There are a number of medical scenarios where breastfeeding moments after birth is not a priority - and shouldn’t be. For example, an infant born via C-section routinely experiences delaying transitioning, so can be breathing too fast and in need of respiratory support. Oxygen is way more important than risking aspiration by prematurely feeding the baby. The reason why the surgery was performed can also influence this reality, as can an unstable condition of the mother. Suggesting to women that their baby has a higher rate of dying as a result of not feeding that soon is not based on medical reasoning.
If a mother is profoundly malnourished, then the baby will not thrive. Declaring breastfeeding should be exclusively done under any and all circumstances has led to infant malnutrition, dehydration, hospital readmission and worse. Lumping formula into the category of “breast milk substitutes” does not recognize that it is a major medical advance as an alternative source of nutrition. The existence of this sole source of sustenance for an infant who cannot breastfeed is invaluable as is its use as a supplement when necessary. It needs to be differentiated from the other liquid and food sources (e.g. sugar-water, honey) that certain cultures or parents are using that pose real risks to an infant.
Putting the entire world into one pot ignores the regional disparities that contribute to the maternal and infant mortality rates. A lack of enduring public health infrastructures, access to clean water and proper sanitation are the major culprits in spread of disease. These issues are significant in areas of natural disasters and developing nations. Because breast milk is ready-made, it is understandable the global collective wants women to breastfeed. Formula can be ready-made, but that version tends to be more expensive and less available. As a result, many families in the U.S. and developing nations prefer powdered formulations since those are cheaper, easier to ship and have a longer shelf life. But, they need to be reconstituted with water. Contaminated water can make the process problematic.
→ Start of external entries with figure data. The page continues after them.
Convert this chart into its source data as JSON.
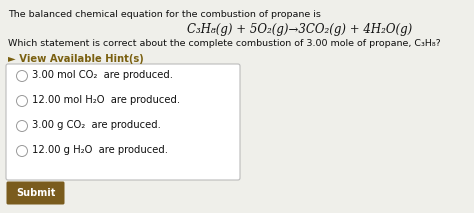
{
  "bg_color": "#efefea",
  "title_text": "The balanced chemical equation for the combustion of propane is",
  "equation": "C₃H₈(g) + 5O₂(g)→3CO₂(g) + 4H₂O(g)",
  "subtitle": "Which statement is correct about the complete combustion of 3.00 mole of propane, C₃H₈?",
  "hint_text": "► View Available Hint(s)",
  "hint_color": "#7a6010",
  "options": [
    "3.00 mol CO₂  are produced.",
    "12.00 mol H₂O  are produced.",
    "3.00 g CO₂  are produced.",
    "12.00 g H₂O  are produced."
  ],
  "submit_bg": "#7a5c1e",
  "submit_text": "Submit",
  "submit_text_color": "#ffffff",
  "box_bg": "#ffffff",
  "box_border": "#bbbbbb",
  "text_color": "#111111",
  "font_size_title": 6.8,
  "font_size_eq": 8.5,
  "font_size_options": 7.2,
  "font_size_hint": 7.2,
  "font_size_submit": 7.0
}
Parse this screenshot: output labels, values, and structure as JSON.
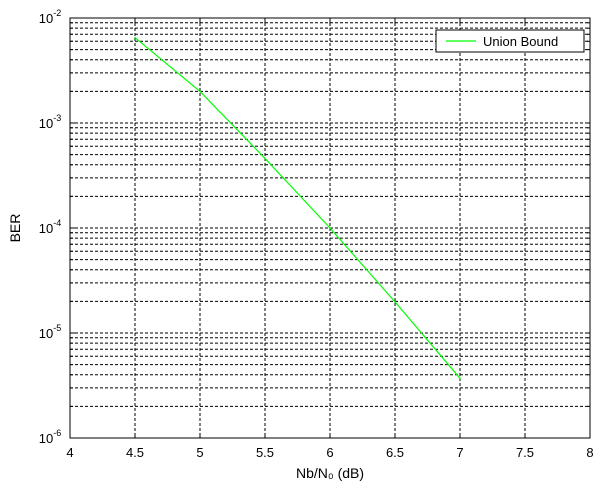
{
  "chart_data": {
    "type": "line",
    "title": "",
    "xlabel": "Nb/N₀ (dB)",
    "ylabel": "BER",
    "xlim": [
      4,
      8
    ],
    "ylim": [
      1e-06,
      0.01
    ],
    "yscale": "log",
    "grid": true,
    "legend_position": "top-right",
    "x_ticks": [
      4,
      4.5,
      5,
      5.5,
      6,
      6.5,
      7,
      7.5,
      8
    ],
    "x_tick_labels": [
      "4",
      "4.5",
      "5",
      "5.5",
      "6",
      "6.5",
      "7",
      "7.5",
      "8"
    ],
    "y_tick_labels": [
      {
        "base": "10",
        "exp": "-6",
        "value": 1e-06
      },
      {
        "base": "10",
        "exp": "-5",
        "value": 1e-05
      },
      {
        "base": "10",
        "exp": "-4",
        "value": 0.0001
      },
      {
        "base": "10",
        "exp": "-3",
        "value": 0.001
      },
      {
        "base": "10",
        "exp": "-2",
        "value": 0.01
      }
    ],
    "series": [
      {
        "name": "Union Bound",
        "color": "#00ff00",
        "x": [
          4.5,
          5.0,
          5.5,
          6.0,
          6.5,
          7.0
        ],
        "y": [
          0.0065,
          0.002,
          0.00046,
          0.0001,
          1.98e-05,
          3.7e-06
        ]
      }
    ]
  }
}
These WHO-UNICEF mandates to governments don’t address the fact that there are biological reasons a mother cannot breastfeed (in all parts of the world) or that she can be so poorly nourished herself because of the lack of refrigeration and clean water in the first place. Forcing a woman to breastfeed exclusively under these conditions can be harmful for the baby.
Women in countries with reliably clean water also face a lot of shaming with regard to how they feed their infant. The so-called Baby Friendly Hospital Initiative the Global Breastfeeding Collective endorses has contributed to stigma around bottle feeding. It also encourages infants to room-in with mothers 24 hours a day. This has created perverse incentives by hospitals to truncate staff and nurseries. With some mothers recovering from major surgery and on pain medications, the practice can put a baby at risk. One Oregon woman accidentally smothered her own infant to death. She is suing the hospital claiming the Ambien and Vicodin she was on for the C-section made her groggy and unaware when a nurse came in the middle of the night and left the baby beside her unattended to breastfeed. And, she just might have a case.
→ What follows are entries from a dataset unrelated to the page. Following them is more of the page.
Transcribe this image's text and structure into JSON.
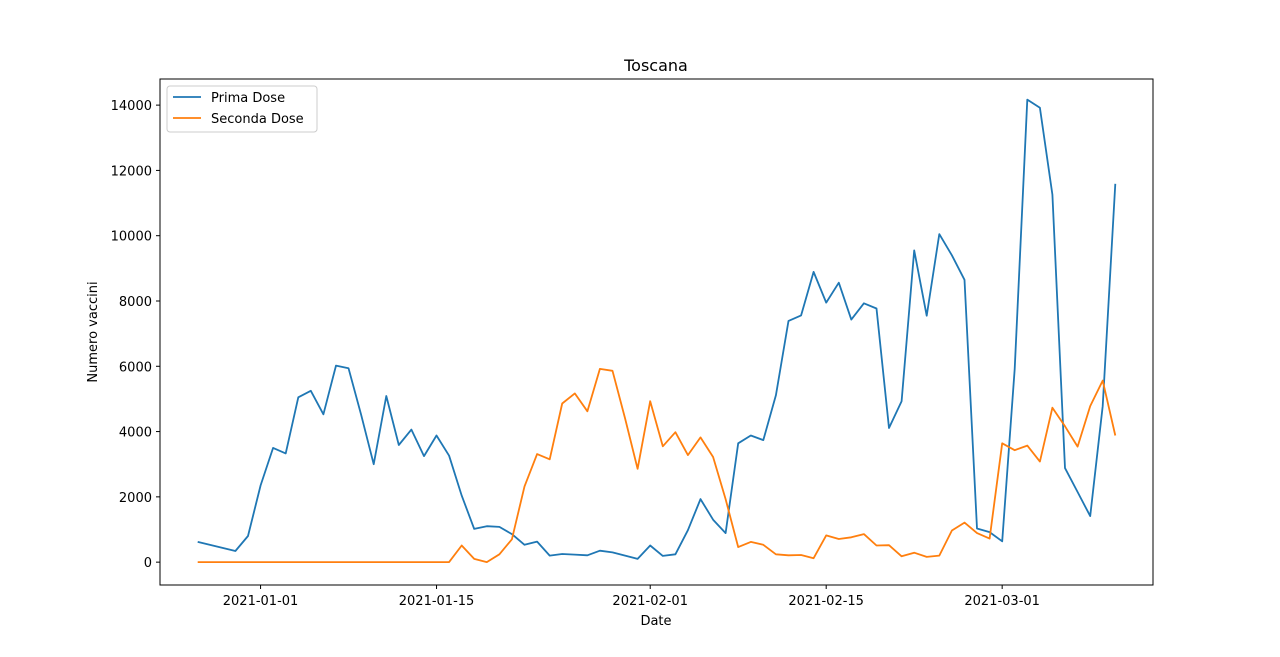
{
  "chart_data": {
    "type": "line",
    "title": "Toscana",
    "xlabel": "Date",
    "ylabel": "Numero vaccini",
    "xlim": [
      "2020-12-24",
      "2021-03-13"
    ],
    "ylim": [
      -700,
      14800
    ],
    "x_ticks": [
      "2021-01-01",
      "2021-01-15",
      "2021-02-01",
      "2021-02-15",
      "2021-03-01"
    ],
    "y_ticks": [
      0,
      2000,
      4000,
      6000,
      8000,
      10000,
      12000,
      14000
    ],
    "grid": false,
    "legend_position": "top-left",
    "series": [
      {
        "name": "Prima Dose",
        "color": "#1f77b4",
        "points": [
          [
            "2020-12-27",
            620
          ],
          [
            "2020-12-30",
            340
          ],
          [
            "2020-12-31",
            800
          ],
          [
            "2021-01-01",
            2350
          ],
          [
            "2021-01-02",
            3500
          ],
          [
            "2021-01-03",
            3330
          ],
          [
            "2021-01-04",
            5050
          ],
          [
            "2021-01-05",
            5250
          ],
          [
            "2021-01-06",
            4530
          ],
          [
            "2021-01-07",
            6020
          ],
          [
            "2021-01-08",
            5940
          ],
          [
            "2021-01-09",
            4520
          ],
          [
            "2021-01-10",
            3000
          ],
          [
            "2021-01-11",
            5090
          ],
          [
            "2021-01-12",
            3590
          ],
          [
            "2021-01-13",
            4060
          ],
          [
            "2021-01-14",
            3250
          ],
          [
            "2021-01-15",
            3880
          ],
          [
            "2021-01-16",
            3260
          ],
          [
            "2021-01-17",
            2040
          ],
          [
            "2021-01-18",
            1020
          ],
          [
            "2021-01-19",
            1100
          ],
          [
            "2021-01-20",
            1080
          ],
          [
            "2021-01-21",
            860
          ],
          [
            "2021-01-22",
            530
          ],
          [
            "2021-01-23",
            630
          ],
          [
            "2021-01-24",
            200
          ],
          [
            "2021-01-25",
            250
          ],
          [
            "2021-01-26",
            230
          ],
          [
            "2021-01-27",
            210
          ],
          [
            "2021-01-28",
            350
          ],
          [
            "2021-01-29",
            300
          ],
          [
            "2021-01-30",
            200
          ],
          [
            "2021-01-31",
            100
          ],
          [
            "2021-02-01",
            510
          ],
          [
            "2021-02-02",
            190
          ],
          [
            "2021-02-03",
            240
          ],
          [
            "2021-02-04",
            980
          ],
          [
            "2021-02-05",
            1930
          ],
          [
            "2021-02-06",
            1300
          ],
          [
            "2021-02-07",
            890
          ],
          [
            "2021-02-08",
            3640
          ],
          [
            "2021-02-09",
            3880
          ],
          [
            "2021-02-10",
            3740
          ],
          [
            "2021-02-11",
            5110
          ],
          [
            "2021-02-12",
            7390
          ],
          [
            "2021-02-13",
            7560
          ],
          [
            "2021-02-14",
            8890
          ],
          [
            "2021-02-15",
            7950
          ],
          [
            "2021-02-16",
            8560
          ],
          [
            "2021-02-17",
            7430
          ],
          [
            "2021-02-18",
            7930
          ],
          [
            "2021-02-19",
            7770
          ],
          [
            "2021-02-20",
            4110
          ],
          [
            "2021-02-21",
            4930
          ],
          [
            "2021-02-22",
            9550
          ],
          [
            "2021-02-23",
            7550
          ],
          [
            "2021-02-24",
            10050
          ],
          [
            "2021-02-25",
            9400
          ],
          [
            "2021-02-26",
            8650
          ],
          [
            "2021-02-27",
            1030
          ],
          [
            "2021-02-28",
            920
          ],
          [
            "2021-03-01",
            640
          ],
          [
            "2021-03-02",
            5920
          ],
          [
            "2021-03-03",
            14170
          ],
          [
            "2021-03-04",
            13920
          ],
          [
            "2021-03-05",
            11260
          ],
          [
            "2021-03-06",
            2880
          ],
          [
            "2021-03-07",
            2150
          ],
          [
            "2021-03-08",
            1410
          ],
          [
            "2021-03-09",
            4780
          ],
          [
            "2021-03-10",
            11590
          ]
        ]
      },
      {
        "name": "Seconda Dose",
        "color": "#ff7f0e",
        "points": [
          [
            "2020-12-27",
            0
          ],
          [
            "2021-01-16",
            0
          ],
          [
            "2021-01-17",
            510
          ],
          [
            "2021-01-18",
            100
          ],
          [
            "2021-01-19",
            0
          ],
          [
            "2021-01-20",
            240
          ],
          [
            "2021-01-21",
            700
          ],
          [
            "2021-01-22",
            2320
          ],
          [
            "2021-01-23",
            3310
          ],
          [
            "2021-01-24",
            3150
          ],
          [
            "2021-01-25",
            4860
          ],
          [
            "2021-01-26",
            5170
          ],
          [
            "2021-01-27",
            4620
          ],
          [
            "2021-01-28",
            5920
          ],
          [
            "2021-01-29",
            5860
          ],
          [
            "2021-01-30",
            4400
          ],
          [
            "2021-01-31",
            2860
          ],
          [
            "2021-02-01",
            4930
          ],
          [
            "2021-02-02",
            3550
          ],
          [
            "2021-02-03",
            3980
          ],
          [
            "2021-02-04",
            3280
          ],
          [
            "2021-02-05",
            3820
          ],
          [
            "2021-02-06",
            3220
          ],
          [
            "2021-02-07",
            1930
          ],
          [
            "2021-02-08",
            460
          ],
          [
            "2021-02-09",
            620
          ],
          [
            "2021-02-10",
            530
          ],
          [
            "2021-02-11",
            240
          ],
          [
            "2021-02-12",
            210
          ],
          [
            "2021-02-13",
            220
          ],
          [
            "2021-02-14",
            120
          ],
          [
            "2021-02-15",
            820
          ],
          [
            "2021-02-16",
            710
          ],
          [
            "2021-02-17",
            760
          ],
          [
            "2021-02-18",
            860
          ],
          [
            "2021-02-19",
            510
          ],
          [
            "2021-02-20",
            520
          ],
          [
            "2021-02-21",
            180
          ],
          [
            "2021-02-22",
            290
          ],
          [
            "2021-02-23",
            160
          ],
          [
            "2021-02-24",
            200
          ],
          [
            "2021-02-25",
            970
          ],
          [
            "2021-02-26",
            1210
          ],
          [
            "2021-02-27",
            890
          ],
          [
            "2021-02-28",
            720
          ],
          [
            "2021-03-01",
            3640
          ],
          [
            "2021-03-02",
            3430
          ],
          [
            "2021-03-03",
            3570
          ],
          [
            "2021-03-04",
            3080
          ],
          [
            "2021-03-05",
            4730
          ],
          [
            "2021-03-06",
            4160
          ],
          [
            "2021-03-07",
            3540
          ],
          [
            "2021-03-08",
            4780
          ],
          [
            "2021-03-09",
            5560
          ],
          [
            "2021-03-10",
            3880
          ]
        ]
      }
    ]
  }
}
The list goes on with respect to the women who are on medications incompatible with breastfeeding (e.g. chemotherapy for cancer) or are under substantial stress (e.g. sudden death of a spouse). Others just don’t want to breastfeed - and that is okay too.
The policy the world actually needs
It is time for governments to shift their focus to implementing water purification systems, infection control measures and building public health infrastructures. Giving women a choice, knowledge and access to the best options available for feeding her baby should be center stage. So should education about signs of distress in an infant. Making all of these parameters accessible to all women throughout the world should be the goal - and sometimes steps to attain that won’t include exclusive breastfeeding. And, that’s okay.